HMS EURYALUS - Dido Class light cruiser

Commander Eric Tufnell RN (1888-1979). Watercolour signed (LR) and inscribed HMS EURYALUS (LL).

HMS EURYALUS - Dido Class light cruiser

10 x15 ins (25.4 x 38 cms) approx

Price on application

This original has been sold and is no longer available.

A pleasant depiction of one of these beautiful light cruisers of the Dido Class, ships that were to earn their keep a hundred times over in some of the fiercest fighting at sea in World War 2, the Mediterranean.  Built under the 1937 Emergency Naval estimates (war was clearly loomimg sooner or later; the politicians had once again cut the peacetime Navy to the bone and had, yet again, been caught out), EURYALUS was launched by HM Dockyard Chatham in June 1939.  Her fitting out was, as with others of the class, delayed by bottle necks in production of various key items such as 5.25 inch gun turrets, fire control equipment, armour plate and turbines as the armaments and ship engineering industries were forced to expand too rapidly for available resources and construction to manage.

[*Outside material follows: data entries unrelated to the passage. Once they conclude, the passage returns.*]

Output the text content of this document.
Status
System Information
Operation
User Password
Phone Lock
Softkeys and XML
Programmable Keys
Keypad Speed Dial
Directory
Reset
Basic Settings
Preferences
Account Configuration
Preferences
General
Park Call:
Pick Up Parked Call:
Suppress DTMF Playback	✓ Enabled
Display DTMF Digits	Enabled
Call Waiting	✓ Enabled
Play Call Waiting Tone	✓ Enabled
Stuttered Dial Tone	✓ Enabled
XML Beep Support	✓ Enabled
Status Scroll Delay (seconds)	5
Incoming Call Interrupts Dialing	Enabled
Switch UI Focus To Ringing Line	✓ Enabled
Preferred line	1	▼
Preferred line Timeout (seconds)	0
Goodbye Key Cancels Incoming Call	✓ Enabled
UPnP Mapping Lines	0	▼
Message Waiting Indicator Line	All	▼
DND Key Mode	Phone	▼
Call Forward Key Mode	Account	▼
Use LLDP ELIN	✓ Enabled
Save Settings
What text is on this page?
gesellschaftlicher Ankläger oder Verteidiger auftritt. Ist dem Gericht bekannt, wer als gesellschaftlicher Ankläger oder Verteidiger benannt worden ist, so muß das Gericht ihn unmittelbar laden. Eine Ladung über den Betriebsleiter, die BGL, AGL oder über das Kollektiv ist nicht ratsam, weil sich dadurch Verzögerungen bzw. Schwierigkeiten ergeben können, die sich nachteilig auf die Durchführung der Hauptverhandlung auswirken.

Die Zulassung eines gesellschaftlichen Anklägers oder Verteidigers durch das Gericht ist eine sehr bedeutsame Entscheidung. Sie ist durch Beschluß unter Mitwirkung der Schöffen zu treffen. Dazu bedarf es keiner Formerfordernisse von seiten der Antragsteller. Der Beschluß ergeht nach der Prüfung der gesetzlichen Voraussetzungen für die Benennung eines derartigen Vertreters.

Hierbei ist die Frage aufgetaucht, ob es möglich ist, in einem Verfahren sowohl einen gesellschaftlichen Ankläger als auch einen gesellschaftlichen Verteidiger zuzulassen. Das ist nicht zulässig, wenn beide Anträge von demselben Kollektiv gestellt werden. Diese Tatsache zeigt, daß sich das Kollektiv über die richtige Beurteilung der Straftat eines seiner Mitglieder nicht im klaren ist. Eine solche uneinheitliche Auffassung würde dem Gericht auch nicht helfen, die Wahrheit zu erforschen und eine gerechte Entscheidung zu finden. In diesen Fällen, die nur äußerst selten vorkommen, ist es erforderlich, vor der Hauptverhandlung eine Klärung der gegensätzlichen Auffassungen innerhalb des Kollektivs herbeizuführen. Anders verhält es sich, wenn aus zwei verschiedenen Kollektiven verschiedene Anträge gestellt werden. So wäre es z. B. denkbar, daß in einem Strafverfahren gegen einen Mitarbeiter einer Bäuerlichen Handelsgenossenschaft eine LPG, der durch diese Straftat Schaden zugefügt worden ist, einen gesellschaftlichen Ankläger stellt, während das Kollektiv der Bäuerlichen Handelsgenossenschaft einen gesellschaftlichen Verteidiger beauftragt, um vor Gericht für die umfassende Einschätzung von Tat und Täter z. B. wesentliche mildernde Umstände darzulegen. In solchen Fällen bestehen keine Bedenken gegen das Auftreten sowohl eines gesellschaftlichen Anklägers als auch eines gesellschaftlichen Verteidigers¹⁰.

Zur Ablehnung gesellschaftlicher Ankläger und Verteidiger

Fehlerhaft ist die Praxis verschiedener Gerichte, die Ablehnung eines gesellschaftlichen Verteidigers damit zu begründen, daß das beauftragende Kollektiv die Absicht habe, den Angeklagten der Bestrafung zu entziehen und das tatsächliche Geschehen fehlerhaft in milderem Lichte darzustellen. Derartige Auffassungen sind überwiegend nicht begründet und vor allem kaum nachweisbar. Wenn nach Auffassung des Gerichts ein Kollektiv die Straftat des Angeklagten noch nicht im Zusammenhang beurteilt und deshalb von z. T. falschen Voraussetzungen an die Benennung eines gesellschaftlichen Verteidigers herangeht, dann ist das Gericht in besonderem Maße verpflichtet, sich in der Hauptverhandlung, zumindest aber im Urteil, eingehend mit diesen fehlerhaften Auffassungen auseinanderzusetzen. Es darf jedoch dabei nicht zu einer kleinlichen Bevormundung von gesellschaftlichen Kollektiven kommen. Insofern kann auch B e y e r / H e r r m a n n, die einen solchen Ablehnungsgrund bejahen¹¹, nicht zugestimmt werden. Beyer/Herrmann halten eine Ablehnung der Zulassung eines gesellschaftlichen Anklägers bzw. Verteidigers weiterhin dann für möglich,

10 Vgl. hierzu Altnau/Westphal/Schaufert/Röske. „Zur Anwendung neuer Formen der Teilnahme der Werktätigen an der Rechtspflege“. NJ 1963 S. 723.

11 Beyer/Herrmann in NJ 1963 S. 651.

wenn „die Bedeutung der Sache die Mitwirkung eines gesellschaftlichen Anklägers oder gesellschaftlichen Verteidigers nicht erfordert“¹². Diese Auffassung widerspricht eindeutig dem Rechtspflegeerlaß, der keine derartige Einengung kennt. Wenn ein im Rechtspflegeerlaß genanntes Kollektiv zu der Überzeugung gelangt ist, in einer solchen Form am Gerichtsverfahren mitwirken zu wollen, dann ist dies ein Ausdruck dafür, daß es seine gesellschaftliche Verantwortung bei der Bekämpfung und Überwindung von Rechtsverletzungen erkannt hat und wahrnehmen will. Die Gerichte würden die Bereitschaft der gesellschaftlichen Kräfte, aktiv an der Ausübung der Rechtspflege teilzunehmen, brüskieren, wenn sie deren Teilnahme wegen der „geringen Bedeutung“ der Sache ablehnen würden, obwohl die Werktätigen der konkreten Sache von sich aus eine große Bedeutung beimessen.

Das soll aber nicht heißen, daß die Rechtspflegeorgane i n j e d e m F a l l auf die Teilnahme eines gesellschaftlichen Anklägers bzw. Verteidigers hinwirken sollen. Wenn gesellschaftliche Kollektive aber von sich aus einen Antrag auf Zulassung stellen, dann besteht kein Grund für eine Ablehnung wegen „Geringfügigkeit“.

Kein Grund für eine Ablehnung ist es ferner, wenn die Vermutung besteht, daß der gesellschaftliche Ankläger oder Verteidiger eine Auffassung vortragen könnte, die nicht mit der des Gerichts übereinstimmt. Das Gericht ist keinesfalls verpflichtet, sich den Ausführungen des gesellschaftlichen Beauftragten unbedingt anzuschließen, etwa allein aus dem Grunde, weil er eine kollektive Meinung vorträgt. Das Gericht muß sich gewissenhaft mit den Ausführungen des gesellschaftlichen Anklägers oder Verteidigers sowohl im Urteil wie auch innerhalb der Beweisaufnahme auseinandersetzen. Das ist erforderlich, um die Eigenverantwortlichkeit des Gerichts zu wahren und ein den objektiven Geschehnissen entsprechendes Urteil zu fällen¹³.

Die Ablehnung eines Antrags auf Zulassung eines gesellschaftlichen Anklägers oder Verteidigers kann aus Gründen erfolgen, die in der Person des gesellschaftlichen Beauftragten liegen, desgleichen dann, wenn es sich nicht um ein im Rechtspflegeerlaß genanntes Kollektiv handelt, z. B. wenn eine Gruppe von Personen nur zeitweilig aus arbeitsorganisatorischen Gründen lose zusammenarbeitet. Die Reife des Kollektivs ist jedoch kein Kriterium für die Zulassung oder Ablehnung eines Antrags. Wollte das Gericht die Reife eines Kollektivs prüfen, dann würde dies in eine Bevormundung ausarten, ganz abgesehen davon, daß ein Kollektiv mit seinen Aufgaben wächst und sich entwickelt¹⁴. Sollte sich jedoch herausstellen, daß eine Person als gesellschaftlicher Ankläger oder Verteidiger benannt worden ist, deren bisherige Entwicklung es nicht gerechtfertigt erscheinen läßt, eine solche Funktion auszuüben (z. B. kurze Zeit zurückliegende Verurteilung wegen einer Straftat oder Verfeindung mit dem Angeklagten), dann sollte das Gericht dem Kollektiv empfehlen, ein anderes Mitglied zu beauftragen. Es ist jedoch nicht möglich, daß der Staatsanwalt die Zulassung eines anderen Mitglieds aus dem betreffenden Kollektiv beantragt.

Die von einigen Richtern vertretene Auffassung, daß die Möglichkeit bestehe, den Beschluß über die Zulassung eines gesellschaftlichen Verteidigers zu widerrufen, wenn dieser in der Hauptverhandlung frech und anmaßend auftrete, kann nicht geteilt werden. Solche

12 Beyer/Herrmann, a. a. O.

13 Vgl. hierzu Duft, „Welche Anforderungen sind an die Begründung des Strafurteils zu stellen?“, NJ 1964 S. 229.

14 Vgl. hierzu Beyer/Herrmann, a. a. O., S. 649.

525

The 11 ships of the First Group of the class were 512 feet long overall and mounted ten 5.25 inch dual purpose guns as their main armament (though not all ships carried this outfit at the start) and 62,000 horse power gave them a very handy 32 knots plus at full tilt.  Their slim, graceful hulls and heavily raked twin funnels and tripod masts gave them an elegant, stylish appearance which has been well captured here by Eric Tufnell who depicts the ship after 1943, the year that Q turret was replaced with a lighter calibre, multi-barrelled AA mounting and a growing number of radar and WT aerials started to appear on masts and platforms.  After a frantically busy war spent first in the Mediterranean in the early days of the war, in the Far East in 1944-46 and then in the Mediterranean, Persian Gulf and on the South Africa and South Atlantic station in the 1950s, EURYALUS ended her days in 1959 in a Scottish shipbreakers.